Bishop Martin Hayes will represent the Irish Catholic Bishops’ Conference at COP26 in November. COPs (Conference of the Parties) are annual global climate summits attended by officials from nearly every country on Earth. This year the UK, in partnership with Italy, will host COP26 in Glasgow.
Bishop Hayes said, “I am looking forward to attending COP26 on behalf of parishioners who are concerned about the environment. It will provide an opportunity, in a public way, to renew our care for God’s creation which is an integral part of our Christian vocation.
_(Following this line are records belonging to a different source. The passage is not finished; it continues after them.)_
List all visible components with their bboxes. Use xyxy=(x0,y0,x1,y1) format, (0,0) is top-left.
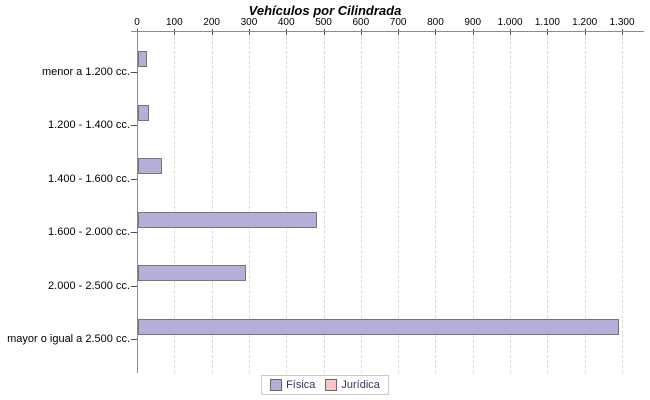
y-axis-tick xyxy=(131,339,137,341)
x-axis xyxy=(131,31,644,32)
legend-swatch-juridica xyxy=(325,379,338,391)
x-axis-tick xyxy=(323,29,325,35)
x-axis-tick xyxy=(174,29,176,35)
category-label: 2.000 - 2.500 cc. xyxy=(48,279,130,292)
x-tick-label: 1.100 xyxy=(534,17,560,28)
y-axis-tick xyxy=(131,178,137,180)
x-axis-tick xyxy=(286,29,288,35)
legend-item-fisica: Física xyxy=(270,379,315,391)
gridline xyxy=(398,31,400,373)
bar-fisica xyxy=(138,104,150,121)
y-axis-tick xyxy=(131,71,137,73)
x-tick-label: 500 xyxy=(315,17,332,28)
legend-item-juridica: Jurídica xyxy=(325,379,380,391)
gridline xyxy=(174,31,176,373)
x-axis-tick xyxy=(547,29,549,35)
category-label: mayor o igual a 2.500 cc. xyxy=(7,333,130,346)
chart-title: Vehículos por Cilindrada xyxy=(248,3,402,18)
y-axis-tick xyxy=(131,125,137,127)
x-tick-label: 1.000 xyxy=(497,17,523,28)
gridline xyxy=(435,31,437,373)
x-axis-tick xyxy=(510,29,512,35)
x-axis-tick xyxy=(211,29,213,35)
category-label: menor a 1.200 cc. xyxy=(41,65,130,78)
x-tick-label: 100 xyxy=(165,17,183,28)
y-axis xyxy=(137,31,138,373)
legend-label-juridica: Jurídica xyxy=(341,379,380,391)
x-tick-label: 1.200 xyxy=(572,17,598,28)
gridline xyxy=(472,31,474,373)
bar-fisica xyxy=(138,265,247,281)
category-label: 1.200 - 1.400 cc. xyxy=(48,119,130,132)
legend: Física Jurídica xyxy=(261,375,389,395)
gridline xyxy=(248,31,250,373)
legend-swatch-fisica xyxy=(270,379,283,391)
x-tick-label: 1.300 xyxy=(609,17,635,28)
gridline xyxy=(622,31,623,373)
gridline xyxy=(510,31,512,373)
x-tick-label: 400 xyxy=(277,17,295,28)
gridline xyxy=(547,31,549,373)
x-axis-tick xyxy=(248,29,250,35)
bar-fisica xyxy=(138,51,148,67)
x-axis-tick xyxy=(584,29,586,35)
x-axis-tick xyxy=(435,29,437,35)
x-tick-label: 700 xyxy=(389,17,407,28)
gridline xyxy=(323,31,325,373)
bar-fisica xyxy=(138,318,620,335)
x-tick-label: 900 xyxy=(464,17,482,28)
x-tick-label: 800 xyxy=(427,17,444,28)
bar-fisica xyxy=(138,211,318,228)
category-label: 1.600 - 2.000 cc. xyxy=(48,226,130,239)
x-tick-label: 300 xyxy=(240,17,258,28)
x-tick-label: 600 xyxy=(352,17,370,28)
bar-fisica xyxy=(138,158,163,174)
gridline xyxy=(211,31,213,373)
gridline xyxy=(360,31,362,373)
y-axis-tick xyxy=(131,232,137,234)
gridline xyxy=(286,31,288,373)
legend-label-fisica: Física xyxy=(286,379,316,391)
x-axis-tick xyxy=(622,29,623,35)
category-label: 1.400 - 1.600 cc. xyxy=(48,172,130,185)
x-tick-label: 200 xyxy=(203,17,220,28)
gridline xyxy=(584,31,586,373)
x-axis-tick xyxy=(398,29,400,35)
y-axis-tick xyxy=(131,285,137,287)
x-axis-tick xyxy=(360,29,362,35)
x-axis-tick xyxy=(472,29,474,35)
x-tick-label: 0 xyxy=(134,17,140,28)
Thankfully the challenge of climate change is now a global priority and I believe that COP26 will be critical for world leaders who will be making decisions for the future of humanity and for all of creation.”
“As people of faith we are called to be custodians of God’s creation, ‘this is essential to a life of virtue; it is not an optional or a secondary aspect of our Christian experience’ (Laudato Si, 217). We are also called to lift up the voices of the most vulnerable in our world – the poor – who are on the frontline of the effects of climate change. The Gospel calls us to stand with the oppressed, always. It is for this reason that I will join with other Church and religious leaders from around the world at the UN Climate Conference. This is the most pressing issue of our time and the outcome of COP26 will have repercussions for generations to come.“People of faith will gather in Glasgow to pray for our common home, for political leaders, for those who are suffering the disastrous consequences of the climate crisis. We will also unite in solidarity with those who cannot be present, the voices from the developing world who are suffering the most from the effects of climate change.”
Bishop Hayes continued, “Pope Francis has urged us to create the momentum that is needed at this critical time. A few weeks back the Holy Father joined scientists and 40 religious leaders to promote climate awareness among decision-makers in their countries, with the faithful in their communities, and to ‘plead with the international community, gathered at COP26, to take speedy, responsible and shared action to safeguard, restore and heal our wounded humanity and the home entrusted to our stewardship.’ I hope that the decisions agreed next week in Glasgow will help realise this worthy ambition.
“At COP26 I intend to advocate for policies relating to climate justice, to attend civil society events, interfaith gatherings and prayer vigils which will take place around this conference. At Mass I will pray to preserve God’s creation and for this and for future generations.”
Bishop Martin Hayes is Bishop of Kilmore, the coordinating bishop for Laudato Si’, and a member of the Council for Justice & Peace of the Bishops’ Conference. Bishop Hayes speaks about COP26 in a brief video interview available above.